I had not asked for such a blood sisterhood; they must love me.
They accommodate themselves to my milkbottle, flattening their sides.
Overhead go the choughs in black, cacophonous flocks—
Bits of burnt paper wheeling in a blown sky.
Theirs is the only voice, protesting, protesting.
I do not think the sea will appear at all.
The high, green meadows are glowing, as if lit from within.
I come to one bush of berries so ripe it is a bush of flies,
Hanging their bluegreen bellies and their wing panes in a Chinese screen.
The honey-feast of the berries has stunned them; they believe in heaven.
One more hook, and the berries and bushes end.
The only thing to come now is the sea.
From between two hills a sudden wind funnels at me,
Slapping its phantom laundry in my face.
These hills are too green and sweet to have tasted salt.
I follow the sheep path between them. A last hook brings me
To the hills’ northern face, and the face is orange rock
That looks out on nothing, nothing but a great space
Of white and pewter lights, and a din like silversmiths
Beating and beating at an intractable metal.

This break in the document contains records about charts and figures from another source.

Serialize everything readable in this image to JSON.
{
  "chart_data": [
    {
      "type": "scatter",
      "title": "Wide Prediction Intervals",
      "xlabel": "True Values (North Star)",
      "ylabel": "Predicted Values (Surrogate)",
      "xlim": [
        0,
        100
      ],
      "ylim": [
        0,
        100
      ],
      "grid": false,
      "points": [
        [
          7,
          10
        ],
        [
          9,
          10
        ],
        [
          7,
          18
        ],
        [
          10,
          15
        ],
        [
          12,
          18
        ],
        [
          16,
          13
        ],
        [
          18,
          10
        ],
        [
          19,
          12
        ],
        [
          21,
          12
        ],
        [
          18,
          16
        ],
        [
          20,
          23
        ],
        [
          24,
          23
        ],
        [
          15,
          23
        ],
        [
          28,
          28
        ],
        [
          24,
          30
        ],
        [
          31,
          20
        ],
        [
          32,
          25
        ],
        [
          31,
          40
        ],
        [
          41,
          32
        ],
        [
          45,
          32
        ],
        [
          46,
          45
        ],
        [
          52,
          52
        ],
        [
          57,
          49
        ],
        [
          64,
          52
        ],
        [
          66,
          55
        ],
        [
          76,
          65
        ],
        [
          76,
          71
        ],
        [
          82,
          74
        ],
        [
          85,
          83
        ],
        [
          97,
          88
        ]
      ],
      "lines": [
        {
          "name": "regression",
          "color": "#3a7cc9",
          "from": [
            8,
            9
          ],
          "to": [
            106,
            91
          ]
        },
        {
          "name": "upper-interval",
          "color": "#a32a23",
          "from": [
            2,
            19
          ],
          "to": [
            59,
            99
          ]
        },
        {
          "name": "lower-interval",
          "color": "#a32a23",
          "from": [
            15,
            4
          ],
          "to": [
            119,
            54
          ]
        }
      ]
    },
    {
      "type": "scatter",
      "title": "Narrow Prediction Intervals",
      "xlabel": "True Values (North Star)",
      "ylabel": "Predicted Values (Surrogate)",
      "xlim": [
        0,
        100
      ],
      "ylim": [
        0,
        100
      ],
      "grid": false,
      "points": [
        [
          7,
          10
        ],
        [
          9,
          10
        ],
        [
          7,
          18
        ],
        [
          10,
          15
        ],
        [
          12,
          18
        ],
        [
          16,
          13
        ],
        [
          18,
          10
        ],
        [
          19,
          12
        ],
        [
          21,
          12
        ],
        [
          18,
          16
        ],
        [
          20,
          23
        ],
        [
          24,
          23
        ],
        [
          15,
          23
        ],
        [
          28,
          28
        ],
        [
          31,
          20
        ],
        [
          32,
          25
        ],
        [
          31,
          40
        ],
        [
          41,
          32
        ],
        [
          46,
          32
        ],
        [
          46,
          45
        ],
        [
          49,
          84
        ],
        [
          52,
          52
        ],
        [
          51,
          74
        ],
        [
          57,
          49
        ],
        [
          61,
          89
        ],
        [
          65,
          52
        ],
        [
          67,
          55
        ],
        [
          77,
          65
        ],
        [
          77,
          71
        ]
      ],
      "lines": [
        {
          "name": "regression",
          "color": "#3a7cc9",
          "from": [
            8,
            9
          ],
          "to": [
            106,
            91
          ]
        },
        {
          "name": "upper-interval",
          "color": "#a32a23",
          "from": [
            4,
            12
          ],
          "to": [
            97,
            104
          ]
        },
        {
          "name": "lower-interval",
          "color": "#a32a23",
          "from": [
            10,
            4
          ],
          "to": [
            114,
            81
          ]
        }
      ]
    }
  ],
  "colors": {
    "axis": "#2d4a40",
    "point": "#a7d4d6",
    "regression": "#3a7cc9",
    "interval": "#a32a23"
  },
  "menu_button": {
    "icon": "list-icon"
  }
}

Sylvia Plath, “Blackberrying” from Collected Poems. Copyright © 1960, 1965, 1971, 1981 by the Estate of Sylvia Plath
I have always loved Sylvia Plath, and I re-read this poem the other day and it shows as a sign of the times that when I read the title, “Blackberrying” I got a vision of walking through a tunnel of lit, blinging, ringing Blackberrys. Which made me think of the importance of human connection to nature, and that we are perhaps more connected to our screens and handhelds than we are to the natural world, and that this comes at a price. I’ve been reading and thinking a lot about “media-diets” recently, ironically because of not only our own lives that are constantly connected, but also two bloggers who wrote about these issues recently: Science of Mom wrote about the balancing act and Power of Moms recent post went viral on Facebook and has over 800 comments, so I’m thinking she might have touched a nerve.
So my own quiet commitment is to finish this blog post, turn off my handheld connection to the virtual world and be with my son today, and while we may not pick blackberries, we might just hit up a trail and get a little closer to our natural world.